Friday, October 31, 2014

Distractions II

Winter sucks, particularly in the faux-past and when pretending to be poor. Eighteenth-century working class types had to be creative about staying alive. With toes cut off, old stockings are a great addition to a waistcoat. Mark quarter measurements with pins and use a pressing ham to stretch the stocking to the arm hole. This is not meant to be pretty. Runaway descriptions in the period call this "with stockings to the coat."

Another good item to have is a pair of spatterdashes. Made with linen (often painted) or black wool they protect the stockings and keep crap out of your shoes. Both sides wore them in the War for Independence, before overalls became popular.

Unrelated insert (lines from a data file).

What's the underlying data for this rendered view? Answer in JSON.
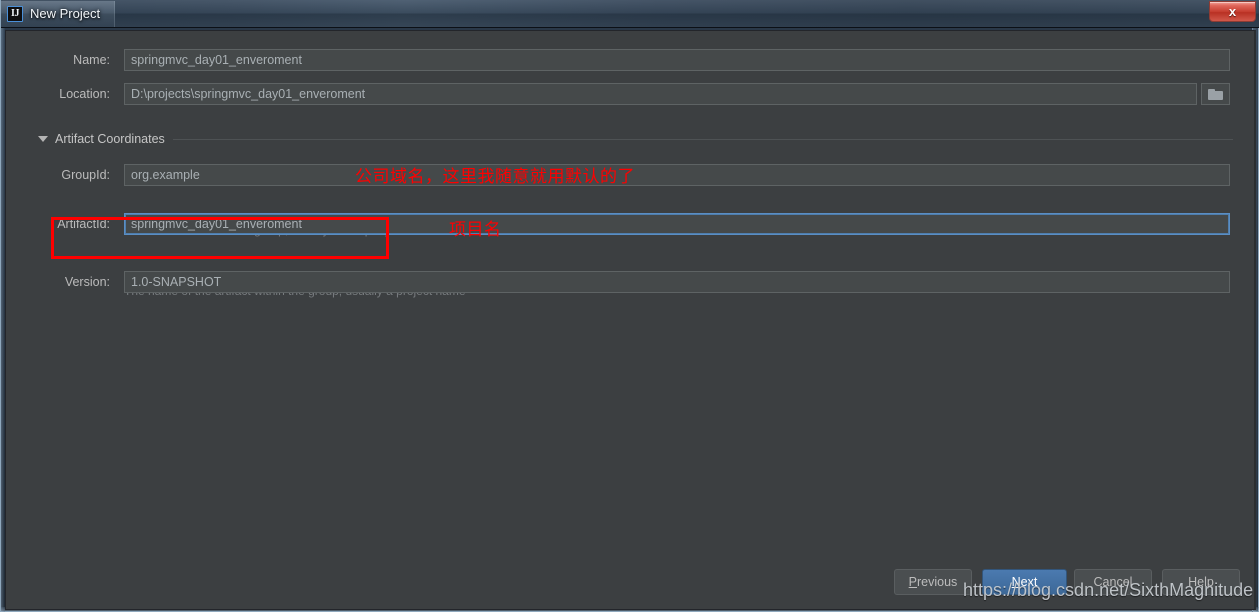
{
  "window": {
    "title": "New Project",
    "app_icon": "intellij-idea-icon",
    "close_label": "x"
  },
  "form": {
    "name": {
      "label": "Name:",
      "value": "springmvc_day01_enveroment",
      "placeholder": ""
    },
    "location": {
      "label": "Location:",
      "value": "D:\\projects\\springmvc_day01_enveroment",
      "placeholder": "",
      "browse_icon": "folder-icon"
    },
    "section": {
      "title": "Artifact Coordinates",
      "expanded": true,
      "collapse_icon": "triangle-down-icon"
    },
    "group_id": {
      "label": "GroupId:",
      "value": "org.example",
      "hint": "The name of the artifact group, usually a company domain"
    },
    "artifact_id": {
      "label": "ArtifactId:",
      "value": "springmvc_day01_enveroment",
      "hint": "The name of the artifact within the group, usually a project name",
      "focused": true
    },
    "version": {
      "label": "Version:",
      "value": "1.0-SNAPSHOT"
    }
  },
  "buttons": {
    "previous": {
      "label": "Previous",
      "mnemonic": "P"
    },
    "next": {
      "label": "Next",
      "mnemonic": "N",
      "primary": true
    },
    "cancel": {
      "label": "Cancel"
    },
    "help": {
      "label": "Help"
    }
  },
  "annotations": {
    "group_id_note": "公司域名，这里我随意就用默认的了",
    "artifact_id_note": "项目名",
    "highlight_color": "#ff0000"
  },
  "watermark": {
    "text": "https://blog.csdn.net/SixthMagnitude"
  },
  "colors": {
    "dialog_background": "#3c3f41",
    "input_background": "#45494a",
    "focus_border": "#5a8ec4",
    "primary_button": "#3d6897",
    "label_text": "#bbbbbb",
    "hint_text": "#777b7e"
  }
}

 Patterning is the hard part. This kit is from Carl Johnson, and nicely oversized. The toe has been back-stitched into the front. A row of black horn buttons will close these, and needs to be centered on the outside of the leg. Best to steal measurements from overalls if you have them. Otherwise, turn under the short side of the front piece so it's centered on the ankle bone, with the toe pulled tightly over the shoe and stocking.

Here is a cool trick. The kettle bag uses a rectangle of osnaburg, slightly taller than the kettle for sides. After washing and pressing, tug on the corners of the fabric to straighten the weave. Measure and make small snips, try and use selvage on one side if possible. With a pin, tease out one of the threads from the snip and start pulling.

Careful tugging should free a nice long thread parallel to the length or width. When it breaks, cut along the gap and start over. After the two threads meet you are left with a nice rectangle or square, ready to sew.